Wednesday, November 28, 2012

Illumination: Knock and the Inner Door Will Be Opened (Fr. Dimitru Staniloae)


It is only though much effort that we become capable to lift ourselves above the realm of reason and concepts.  Transcending reason is essential to know God, because God does not resemble things or concepts.


Fr. Dimitru Staniloae writes,

Our thinking subject (our mind) is the highest sovereign which we encounter in the world; it raises itself over all the order of objects and avoids being grasped in any way.  So it is the only entity which is like God.  Therefore to raise ourselves in some way to an understanding of God, we must somehow understand the thinking subject in the created world.
Here is a passage from Evagrius that many Fathers quote,

When the mind, unclothing itself of the old man, puts on that of grace, it sees in the time of prayer its state like that of a sapphire or of the heavenly color.  This state Scripture calls the place of God, seen by the elders of Israel on Mt. Sinai.
Fr. Dimitru tells us about the view of Saint Gregory of Nyssa

According to him, the cleansed heart sees God, not as a person apart, but he sees Him mirrored in himself.  The heart or "the man within which the heart calls Lord" reflects God by its nature.  But sin, covering it, has also covered the One mirrored in it.  As soon as we cleanse it and it sees itself, it also sees God as some see the sun in a mirror, without turning to Him in order to see Him in His hypostasis.
It is when the mind, purified, enters into this inner part of our being called the heart that it meets Christ.  It here in this inner most chamber of our being that we experience an unlimitedness that cannot be captured by concepts and used by reason.


Fr, Dimitru says that in face of this new experience we are dumbfounded.

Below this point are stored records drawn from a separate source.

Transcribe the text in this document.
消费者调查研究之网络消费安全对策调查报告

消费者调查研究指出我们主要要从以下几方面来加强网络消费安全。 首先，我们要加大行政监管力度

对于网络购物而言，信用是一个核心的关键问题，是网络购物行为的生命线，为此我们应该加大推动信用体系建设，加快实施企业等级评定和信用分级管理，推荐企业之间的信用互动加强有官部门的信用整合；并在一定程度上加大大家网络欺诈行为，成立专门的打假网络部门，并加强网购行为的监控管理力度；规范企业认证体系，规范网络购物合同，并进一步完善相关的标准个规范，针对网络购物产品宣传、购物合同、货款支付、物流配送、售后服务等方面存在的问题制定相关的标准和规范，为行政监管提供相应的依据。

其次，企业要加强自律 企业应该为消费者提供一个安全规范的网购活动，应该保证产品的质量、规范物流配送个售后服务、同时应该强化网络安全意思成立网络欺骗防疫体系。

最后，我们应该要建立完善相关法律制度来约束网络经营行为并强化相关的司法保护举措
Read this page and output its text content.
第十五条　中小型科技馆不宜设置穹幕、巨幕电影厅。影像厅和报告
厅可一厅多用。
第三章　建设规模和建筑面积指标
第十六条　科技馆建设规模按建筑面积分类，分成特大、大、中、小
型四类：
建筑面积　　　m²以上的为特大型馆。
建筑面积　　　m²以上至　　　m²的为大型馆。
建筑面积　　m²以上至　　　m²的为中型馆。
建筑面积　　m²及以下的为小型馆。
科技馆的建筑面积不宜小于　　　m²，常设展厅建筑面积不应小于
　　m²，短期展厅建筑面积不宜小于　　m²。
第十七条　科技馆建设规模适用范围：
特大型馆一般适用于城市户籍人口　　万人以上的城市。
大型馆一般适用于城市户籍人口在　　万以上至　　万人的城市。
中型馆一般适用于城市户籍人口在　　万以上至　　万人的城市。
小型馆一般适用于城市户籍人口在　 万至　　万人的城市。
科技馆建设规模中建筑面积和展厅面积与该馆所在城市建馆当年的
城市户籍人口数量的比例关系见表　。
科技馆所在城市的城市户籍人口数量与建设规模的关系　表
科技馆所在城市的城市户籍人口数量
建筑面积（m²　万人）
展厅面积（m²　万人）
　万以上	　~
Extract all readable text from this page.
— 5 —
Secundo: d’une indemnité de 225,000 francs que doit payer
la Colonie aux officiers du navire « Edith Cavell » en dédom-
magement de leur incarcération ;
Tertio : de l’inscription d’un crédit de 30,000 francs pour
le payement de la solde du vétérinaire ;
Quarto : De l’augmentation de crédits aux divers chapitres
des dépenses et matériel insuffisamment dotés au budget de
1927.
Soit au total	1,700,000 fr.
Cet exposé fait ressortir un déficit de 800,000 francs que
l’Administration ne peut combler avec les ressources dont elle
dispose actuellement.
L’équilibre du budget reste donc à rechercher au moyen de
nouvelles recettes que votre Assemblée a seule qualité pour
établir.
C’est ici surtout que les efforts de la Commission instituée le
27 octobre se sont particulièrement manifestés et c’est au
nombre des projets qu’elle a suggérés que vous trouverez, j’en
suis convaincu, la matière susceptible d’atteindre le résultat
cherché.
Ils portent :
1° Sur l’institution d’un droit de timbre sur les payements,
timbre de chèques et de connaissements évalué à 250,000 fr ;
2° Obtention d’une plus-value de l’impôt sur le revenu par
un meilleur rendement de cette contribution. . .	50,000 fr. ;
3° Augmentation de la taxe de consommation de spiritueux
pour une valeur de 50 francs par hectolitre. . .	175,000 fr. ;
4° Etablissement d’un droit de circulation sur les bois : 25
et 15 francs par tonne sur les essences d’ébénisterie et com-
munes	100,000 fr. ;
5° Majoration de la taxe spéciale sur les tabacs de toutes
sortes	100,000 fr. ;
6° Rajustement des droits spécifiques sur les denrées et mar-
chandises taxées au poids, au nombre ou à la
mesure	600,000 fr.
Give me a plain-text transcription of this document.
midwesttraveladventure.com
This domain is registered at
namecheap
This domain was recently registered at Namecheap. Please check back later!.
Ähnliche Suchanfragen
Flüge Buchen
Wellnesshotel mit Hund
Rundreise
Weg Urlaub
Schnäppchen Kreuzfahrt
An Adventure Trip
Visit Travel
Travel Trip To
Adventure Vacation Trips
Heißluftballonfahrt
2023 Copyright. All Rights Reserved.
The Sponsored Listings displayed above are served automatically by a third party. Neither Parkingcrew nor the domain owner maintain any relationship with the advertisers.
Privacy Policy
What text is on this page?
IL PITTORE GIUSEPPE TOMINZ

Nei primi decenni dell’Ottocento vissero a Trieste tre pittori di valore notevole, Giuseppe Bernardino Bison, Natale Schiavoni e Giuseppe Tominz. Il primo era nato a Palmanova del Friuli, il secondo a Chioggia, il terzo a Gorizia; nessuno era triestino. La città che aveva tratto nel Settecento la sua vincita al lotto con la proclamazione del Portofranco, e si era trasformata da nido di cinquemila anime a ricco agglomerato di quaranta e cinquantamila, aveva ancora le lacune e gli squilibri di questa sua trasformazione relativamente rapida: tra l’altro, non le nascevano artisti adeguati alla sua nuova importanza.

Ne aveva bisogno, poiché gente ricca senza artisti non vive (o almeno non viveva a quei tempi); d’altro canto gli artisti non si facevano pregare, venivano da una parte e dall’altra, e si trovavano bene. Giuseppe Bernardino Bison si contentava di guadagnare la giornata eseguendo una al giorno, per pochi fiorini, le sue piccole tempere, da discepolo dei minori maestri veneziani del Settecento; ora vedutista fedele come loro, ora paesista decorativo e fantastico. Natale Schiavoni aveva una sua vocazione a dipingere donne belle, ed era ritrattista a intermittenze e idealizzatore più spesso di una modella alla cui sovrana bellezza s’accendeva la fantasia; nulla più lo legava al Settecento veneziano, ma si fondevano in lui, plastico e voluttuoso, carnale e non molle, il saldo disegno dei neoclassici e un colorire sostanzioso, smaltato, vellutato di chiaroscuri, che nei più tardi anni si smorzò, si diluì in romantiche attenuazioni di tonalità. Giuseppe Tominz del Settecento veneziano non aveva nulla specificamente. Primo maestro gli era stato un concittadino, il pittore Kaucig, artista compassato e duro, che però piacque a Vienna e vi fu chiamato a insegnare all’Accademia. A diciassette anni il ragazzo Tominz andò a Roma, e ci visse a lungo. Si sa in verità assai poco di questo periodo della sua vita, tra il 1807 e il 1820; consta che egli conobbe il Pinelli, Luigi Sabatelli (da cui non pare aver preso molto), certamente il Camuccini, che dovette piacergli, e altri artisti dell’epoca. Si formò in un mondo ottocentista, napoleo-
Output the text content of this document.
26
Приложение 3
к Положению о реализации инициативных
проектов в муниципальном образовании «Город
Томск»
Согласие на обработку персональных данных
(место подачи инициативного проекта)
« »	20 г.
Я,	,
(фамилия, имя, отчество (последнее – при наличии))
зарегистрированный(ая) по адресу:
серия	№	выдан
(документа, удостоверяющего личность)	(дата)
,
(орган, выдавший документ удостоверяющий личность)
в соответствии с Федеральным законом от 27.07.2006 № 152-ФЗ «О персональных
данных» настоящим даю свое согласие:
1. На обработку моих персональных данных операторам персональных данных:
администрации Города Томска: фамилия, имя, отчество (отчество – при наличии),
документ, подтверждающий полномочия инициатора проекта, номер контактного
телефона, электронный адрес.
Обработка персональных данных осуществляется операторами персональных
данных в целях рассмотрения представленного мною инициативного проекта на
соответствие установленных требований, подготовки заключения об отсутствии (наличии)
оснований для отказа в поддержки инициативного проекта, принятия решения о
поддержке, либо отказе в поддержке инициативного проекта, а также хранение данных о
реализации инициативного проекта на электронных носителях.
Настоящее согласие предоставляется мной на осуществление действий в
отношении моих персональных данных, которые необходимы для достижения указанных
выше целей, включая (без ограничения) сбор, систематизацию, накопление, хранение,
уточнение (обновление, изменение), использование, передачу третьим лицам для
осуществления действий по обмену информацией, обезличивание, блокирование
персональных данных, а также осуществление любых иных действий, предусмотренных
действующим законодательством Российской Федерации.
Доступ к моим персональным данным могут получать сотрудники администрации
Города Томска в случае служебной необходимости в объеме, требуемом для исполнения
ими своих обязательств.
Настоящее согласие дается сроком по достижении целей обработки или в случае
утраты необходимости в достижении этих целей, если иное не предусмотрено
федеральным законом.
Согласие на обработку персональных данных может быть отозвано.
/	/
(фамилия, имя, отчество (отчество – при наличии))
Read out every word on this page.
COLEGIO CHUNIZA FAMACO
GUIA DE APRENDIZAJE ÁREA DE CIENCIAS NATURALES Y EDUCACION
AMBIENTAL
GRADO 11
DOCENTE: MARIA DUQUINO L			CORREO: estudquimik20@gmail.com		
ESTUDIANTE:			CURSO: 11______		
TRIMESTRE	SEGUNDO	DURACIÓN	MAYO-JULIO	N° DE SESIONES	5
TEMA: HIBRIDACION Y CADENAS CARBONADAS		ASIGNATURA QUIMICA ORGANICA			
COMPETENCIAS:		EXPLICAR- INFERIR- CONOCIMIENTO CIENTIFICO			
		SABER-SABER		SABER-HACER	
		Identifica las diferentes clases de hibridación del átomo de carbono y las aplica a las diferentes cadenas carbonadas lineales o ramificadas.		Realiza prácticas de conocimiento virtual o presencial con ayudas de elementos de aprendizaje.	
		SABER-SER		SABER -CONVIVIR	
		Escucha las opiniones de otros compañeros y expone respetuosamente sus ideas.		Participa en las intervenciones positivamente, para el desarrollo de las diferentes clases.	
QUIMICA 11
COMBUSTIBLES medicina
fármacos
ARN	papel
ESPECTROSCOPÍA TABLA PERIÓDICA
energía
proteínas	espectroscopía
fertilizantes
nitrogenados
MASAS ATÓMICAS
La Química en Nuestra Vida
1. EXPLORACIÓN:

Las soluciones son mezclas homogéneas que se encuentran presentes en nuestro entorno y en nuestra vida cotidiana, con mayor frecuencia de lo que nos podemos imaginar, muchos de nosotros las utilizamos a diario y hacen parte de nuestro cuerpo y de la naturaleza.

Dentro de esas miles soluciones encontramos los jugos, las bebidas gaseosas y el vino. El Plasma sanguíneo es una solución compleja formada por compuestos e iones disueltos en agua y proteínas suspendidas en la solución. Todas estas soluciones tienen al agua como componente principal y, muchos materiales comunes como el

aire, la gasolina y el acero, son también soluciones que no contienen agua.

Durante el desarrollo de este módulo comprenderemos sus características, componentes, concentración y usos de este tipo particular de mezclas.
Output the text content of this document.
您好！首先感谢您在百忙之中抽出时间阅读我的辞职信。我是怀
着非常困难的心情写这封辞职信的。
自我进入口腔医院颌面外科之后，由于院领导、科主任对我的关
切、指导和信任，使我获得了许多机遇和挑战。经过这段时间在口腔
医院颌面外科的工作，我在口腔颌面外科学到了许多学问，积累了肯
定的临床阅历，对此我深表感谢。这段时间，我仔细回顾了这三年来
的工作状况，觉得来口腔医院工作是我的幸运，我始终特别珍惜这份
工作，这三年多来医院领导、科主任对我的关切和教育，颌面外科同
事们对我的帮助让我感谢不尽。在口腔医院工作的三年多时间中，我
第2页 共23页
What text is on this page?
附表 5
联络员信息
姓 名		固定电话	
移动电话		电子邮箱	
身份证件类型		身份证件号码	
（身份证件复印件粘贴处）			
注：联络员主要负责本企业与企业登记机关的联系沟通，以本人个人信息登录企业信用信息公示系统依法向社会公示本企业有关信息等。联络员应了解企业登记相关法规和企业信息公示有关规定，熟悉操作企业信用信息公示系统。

First, this dizziness or astonishment in the face of an abyss means a paralysis of the powers of the mind, to the extent that it can no longer move forward.  The abyss in front of it is a great darkness. Secondly, it realizes that this abyss isn't entirely a region of our being, neither a void in the sense of an absence or a reality whatsoever.  It isn't darkness strictly speaking.  Rather it represents in continuity or by contact with the unlimitedness of our subject, the infinite depths.  For us, it also represents the unlighted depths of divinity.
When are able to enter into this abyss, where our mind seems to lose its boundaries, we, instead of feeling a void, begin to recognize the divinity in it.  It is the condition of total apophaticism where we have abandoned not just the contents of our mind but also all of its content.  This is the point where the Fathers tell us that we receive as a gift from God the vision of the divine light.


Fr. Dimitru tells us,

Arriving at our pure intimacy, we experience the infinite but personal presence of God hidden under the veil of the most complete darkness, just as many times we feel that somebody is near us, because we feel it, but we can't see anybody.
This is the condition of pure prayer. With mental prayer we try to find, by using the name of Jesus, the place in our heart, or that center within us that is beyond reason.  Our prayer seeks to find Jesus in this most inner place.  Gradually, it becomes to know with certainty that it has met Jesus. (Don't be mistaken, this is not an image like we see on an icon, not an object of any kind, but is indescribable.) It is then, only through our inner prayer, that we experience God as subject and do not limit Him by any mental concepts.  We become aware of our own nothingness and our dependence on God for our existence.


Fr. Dimitru says,

He penetrates into the content of our subject; He fills it and overwhelms us so much so that we forget ourselves.
It up to us to continually knock at the door our the heart.  We must continually try and open it.  We have to make the knocking heard.  This is the place were Christ dwells within each of us.  He will open the door because we have purified ourselves and call out His name and show our need for Him.